Teknologi tanpa kabel alias wireless merambah ke berbagai produk digital, tidak terkecuali mouse. Sehingga dari namanya sudah bisa langsung ditebak jika jenis mouse komputer yang satu ini cara pengoperasiannya tidak membutuhkan kabel untuk dapat terhubung ke komputer.

Dengan tidak menggunakan kabel, menjadikan pengoperasiannya lebih mudah, nyaman, praktis, rapi dan awet.
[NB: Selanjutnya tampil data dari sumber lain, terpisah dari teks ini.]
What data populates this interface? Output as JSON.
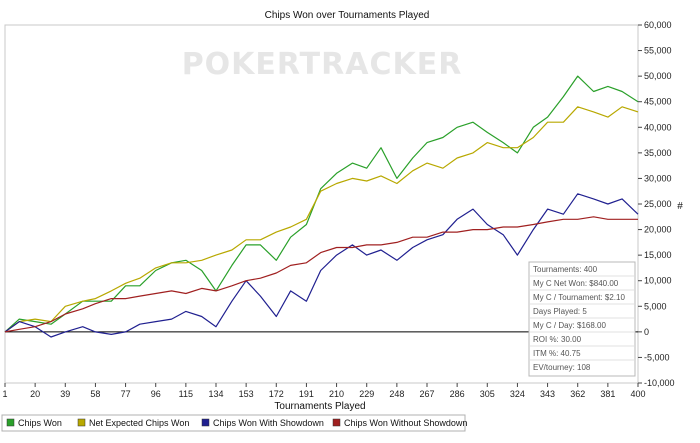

Sedang kekurangan dari jenis mouse wireless adalah harganya yang lebih mahal, mudah hilang karena tidak memakai kabel serta masih harus disibukkan dengan mengganti baterai, karena kalau baterai habis mouse ini tidak bisa digunakan.

Sistem kerja dari Wireless Mouse sebenarnya sama dengan mouse yang menggunakan kabel. Hanya saja sinyal pergerakan sensor tidak ditransmisikan melalui kabel, namun disampaikan lewat pesan wireless yang ditangkap receiver device pada chip.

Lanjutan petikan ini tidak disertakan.